Title: On the Fence
Author: Kasie West
Source: Gift from Christmas
Check this book out on Goodreads.
For sixteen-year-old Charlotte Reynolds, aka Charlie, being raised by a single dad and three older brothers has its perks. She can outrun, outscore, and outwit every boy she knows—including her longtime neighbor and honorary fourth brother, Braden. But when it comes to being a girl, Charlie doesn’t know the first thing about anything. So when she starts working at chichi boutique to pay off a speeding ticket, she finds herself in a strange new world of makeup, lacy skirts, and BeDazzlers. Even stranger, she’s spending time with a boy who has never seen her tear it up in a pickup game.
To cope with the stress of faking her way through this new reality, Charlie seeks late-night refuge in her backyard, talking out her problems with Braden by the fence that separates them. But their Fence Chats can’t solve Charlie’s biggest problem: she’s falling for Braden. Hard. She knows what it means to go for the win, but if spilling her secret means losing him for good, the stakes just got too high. (Source: Goodreads)
Charlie’s always done everything with her 3 brothers, father, and her honorary brother, Braden. So when she gets stuck working at a clothing store to pay off her speeding tickets she’s a little out of her element. She feels far from at home and less than her self at work so the two worlds become separate. She starts telling lies to her boss, keeping her love of sports from her new friends and boyfriend, and hides her new clothes and make-up from her family. All the while she tries to cope with recurring nightmares, the pressure of lying, and the fact that she doesn’t know where she stands with Braden as they chat across the fence each night about things they’d never discuss during the day.
I loved this book. I adored West’s previous book The Distance Between Us but this is even better! The plot in this book was so cute! As were the characters. But even more than that, West was able to capture some really dark, serious content right alongside the cute stuff. She tackles plots about mental health, abusive families, and just general ethics. In my head while reading I compared this book to Paper or Plastic a lot, and this book definitely took on the serious subjects with a lot more emotional depth. It was definitely a step up for West who hadn’t captured these emotions as well in The Distance Between Us.
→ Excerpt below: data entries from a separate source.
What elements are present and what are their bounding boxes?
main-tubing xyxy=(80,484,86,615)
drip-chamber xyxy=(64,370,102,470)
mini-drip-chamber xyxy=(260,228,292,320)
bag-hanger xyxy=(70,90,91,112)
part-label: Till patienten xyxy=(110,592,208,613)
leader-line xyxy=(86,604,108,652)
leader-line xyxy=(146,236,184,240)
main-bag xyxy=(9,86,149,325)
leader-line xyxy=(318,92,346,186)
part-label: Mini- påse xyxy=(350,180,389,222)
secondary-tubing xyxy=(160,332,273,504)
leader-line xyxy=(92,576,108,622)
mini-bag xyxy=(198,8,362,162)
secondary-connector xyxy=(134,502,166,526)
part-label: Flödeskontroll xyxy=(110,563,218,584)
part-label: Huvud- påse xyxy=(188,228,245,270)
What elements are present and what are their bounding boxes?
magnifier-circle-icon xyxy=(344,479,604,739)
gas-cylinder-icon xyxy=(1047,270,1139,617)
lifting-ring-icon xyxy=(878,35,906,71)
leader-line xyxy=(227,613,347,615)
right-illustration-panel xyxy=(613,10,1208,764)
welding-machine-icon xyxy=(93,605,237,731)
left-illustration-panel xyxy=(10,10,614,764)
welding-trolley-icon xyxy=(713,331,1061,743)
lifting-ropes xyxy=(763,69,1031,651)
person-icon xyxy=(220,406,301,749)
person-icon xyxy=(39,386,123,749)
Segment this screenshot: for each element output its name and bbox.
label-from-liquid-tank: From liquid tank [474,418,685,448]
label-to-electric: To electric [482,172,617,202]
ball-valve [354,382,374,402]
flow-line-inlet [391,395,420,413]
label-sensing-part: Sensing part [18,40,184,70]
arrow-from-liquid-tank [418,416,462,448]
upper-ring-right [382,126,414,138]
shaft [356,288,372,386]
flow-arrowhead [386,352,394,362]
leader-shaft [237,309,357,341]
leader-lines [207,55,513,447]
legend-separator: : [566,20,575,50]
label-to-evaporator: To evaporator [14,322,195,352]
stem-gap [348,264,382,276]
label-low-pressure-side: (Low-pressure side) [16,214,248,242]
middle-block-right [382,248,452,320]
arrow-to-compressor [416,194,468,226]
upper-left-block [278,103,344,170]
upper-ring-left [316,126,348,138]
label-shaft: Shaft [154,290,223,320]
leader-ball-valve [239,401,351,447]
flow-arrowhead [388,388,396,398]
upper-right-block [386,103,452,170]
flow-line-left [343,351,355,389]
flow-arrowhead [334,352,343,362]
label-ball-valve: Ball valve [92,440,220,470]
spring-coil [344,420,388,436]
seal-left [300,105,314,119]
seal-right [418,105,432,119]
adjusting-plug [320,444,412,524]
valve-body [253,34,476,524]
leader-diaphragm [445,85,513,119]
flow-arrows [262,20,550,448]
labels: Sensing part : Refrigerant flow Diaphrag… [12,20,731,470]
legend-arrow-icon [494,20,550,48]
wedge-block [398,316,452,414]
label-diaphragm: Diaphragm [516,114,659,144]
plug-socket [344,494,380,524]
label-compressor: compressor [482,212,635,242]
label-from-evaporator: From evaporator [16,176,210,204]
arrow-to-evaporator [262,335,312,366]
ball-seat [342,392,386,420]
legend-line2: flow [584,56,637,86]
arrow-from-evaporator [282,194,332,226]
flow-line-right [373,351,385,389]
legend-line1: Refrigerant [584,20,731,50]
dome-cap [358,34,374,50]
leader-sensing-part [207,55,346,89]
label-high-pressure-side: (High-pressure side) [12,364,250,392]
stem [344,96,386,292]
When I first read the concept for this book I knew I’d love it. Falling for a guy you spend each night secretly chatting across the fence too? Adorable. West definitely pulled this plot off. I definitely loved the way she created all these separate little pockets of Charlie’s life that she is afraid of having collide. It created a really interesting tension in the book. I also really liked the romance plot, which was so much a love triangle but this giant question mark of affection. The guys in the book are all terrified of Charlie’s brothers, which makes it difficult for her to understand she doesn’t need to change herself for a guy to like her. That was definitely a great message. I loved the relationship between Braden and Charlie. I also really liked that they were friends first and foremost and that she has lots of male friends, however it was a little sucky that none of these are strictly platonic as pretty much all the guys in the book are interested in her romantically. That’s kind of disappointing. I was impressed with West’s approach to the serious topics. Obviously they weren’t intended to be the main focus of the book, but they fit in perfectly. The situation with Charlie’s mom is interesting and creates a sense of mystery to the book. While Braden’s home life creates a camaraderie between the siblings and their neighbour.
I liked the characters. I think West created a more interesting set of characters in this book. Charlie was tough and despite her “tomboy” personality there’s definitely a great deal of femininity to her. I think he desire to have a mother was really well written and you can feel this undercurrent of it throughout the book. Her affection for her brothers was really touching as well. There was one moment, early in the book, that didn’t really add up to me. When her friend’s grandmother dies and she’s completely clueless and insensitive. It didn’t fit her, she was actually really sentimental, so this bit felt forced. I think there are a lot of attempts to make her into a stereotypical “tomboy” a lot of which didn’t really work. I think West strayed a bit from the stereotype which is great but it felt like she was making an effort not to stray too far. I didn’t really like the way Charlie was presented at “tomboy” and nothing else, as though doing sports and hanging out with guys means she is incapable of femininity at all. Braden was so swoon worthy. He was charming and polite and sweet. I loved his relationship her Charlie and her brothers. All of his interactions with Charlie were so sweet not just romantic, but like he would be the perfect friend, brother, or boyfriend.
I think this book was such a step up from West’s previous work. There was this emotional current throughout the book that wasn’t there in The Distance Between Us. I mean, it was no heart wrecking, sob-worthy, deeply touching novel, but it was touching and it was emotional. The plot about Charlie’s mother especially was really excellent. I also really liked the femininity crisis that Charlie goes through which really stems her her mother. I think her rant about boys not liking her because of her “tomboy” nature was really good, because I think it represents something of a truth in our society, that girls are pressured to be something someone else wants.
Overall, I really enjoyed this book. I wouldn’t call it a favourite, but it was definitely a good read that I would recommend to people. West really captured her characters and story well and I was impressed.